If I want to get just the blog post links, I can be a bit more choosy:
curl https://jlericson.com/ 2> /dev/null \
| pup 'a.post-link attr{href}'
That grabs only links with class='post-link', which are the links to my posts.
Now we can select a random line of output:
curl https://jlericson.com/ 2> /dev/null \
| pup 'a.post-link attr{href}' \
| shuf | head -1
The shuf command mixes the lines like a deck of cards and head -1 draws the top card off the deck. (Or the first line, if you prefer.)
My links are all relative, so I will want to append the domain using sed:
curl https://jlericson.com/ 2> /dev/null \
| pup 'a.post-link attr{href}' \
| sed -e 's|/|https://jlericson.com/|' \
| shuf | head -1
The sed command replaces the first / with the rest of the URL.
I might also want to include the text of the link.
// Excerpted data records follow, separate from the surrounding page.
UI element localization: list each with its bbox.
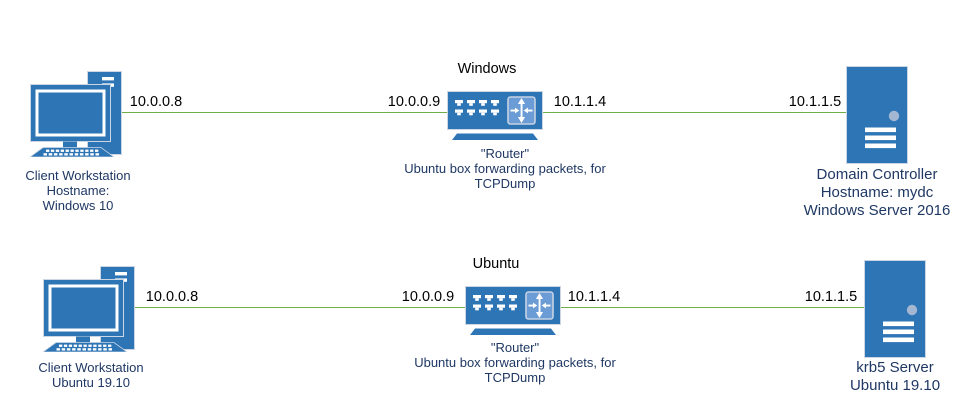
ip-address-label: 10.1.1.4 [567, 289, 621, 305]
caption-line: "Router" [490, 340, 540, 355]
router-icon [465, 286, 561, 335]
client-caption: Client Workstation Hostname: Windows 10 [25, 168, 130, 213]
server-caption: Domain Controller Hostname: mydc Windows… [804, 166, 951, 220]
caption-line: Ubuntu box forwarding packets, for [404, 161, 606, 177]
caption-line: Ubuntu 19.10 [51, 375, 131, 391]
caption-line: Windows 10 [42, 198, 114, 214]
ip-address-label: 10.0.0.8 [129, 94, 183, 110]
router-caption: "Router" Ubuntu box forwarding packets, … [404, 146, 606, 191]
server-icon [846, 66, 908, 164]
ip-address-label: 10.1.1.5 [804, 289, 858, 305]
caption-line: krb5 Server [856, 359, 934, 376]
caption-line: Domain Controller [816, 166, 938, 183]
caption-line: Hostname: [46, 183, 110, 199]
os-segment-title: Ubuntu [472, 256, 520, 272]
client-workstation-icon [43, 266, 136, 352]
ip-address-label: 10.1.1.4 [553, 94, 607, 110]
caption-line: Windows Server 2016 [803, 202, 951, 219]
server-icon [864, 260, 926, 358]
server-caption: krb5 Server Ubuntu 19.10 [850, 359, 940, 395]
router-caption: "Router" Ubuntu box forwarding packets, … [414, 340, 616, 385]
caption-line: Hostname: mydc [820, 184, 934, 201]
caption-line: Client Workstation [38, 360, 144, 375]
ip-address-label: 10.1.1.5 [788, 94, 842, 110]
ip-address-label: 10.0.0.9 [387, 94, 441, 110]
caption-line: Ubuntu 19.10 [849, 377, 941, 394]
caption-line: TCPDump [474, 176, 536, 192]
os-segment-title: Windows [457, 61, 517, 77]
ip-address-label: 10.0.0.8 [145, 289, 199, 305]
ip-address-label: 10.0.0.9 [401, 289, 455, 305]
client-workstation-icon [30, 71, 123, 157]
client-caption: Client Workstation Ubuntu 19.10 [38, 360, 143, 390]
caption-line: "Router" [480, 146, 530, 161]
caption-line: Ubuntu box forwarding packets, for [414, 355, 616, 371]
caption-line: TCPDump [484, 370, 546, 386]
caption-line: Client Workstation [25, 168, 131, 183]
router-icon [447, 91, 543, 140]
That gets a bit tricky because pup doesn't support two output functions. But it does support outputting to JSON, which can be read with jq:
curl https://jlericson.com/ 2> /dev/null \
| pup 'a.post-link json{}' \
| jq -r '.[] | [.text,.href] | #tsv' \
| sed -e 's|/|https://jlericson.com/|' \
| shuf | head -1
This is a tab-separated value output, which may or might not be what you want.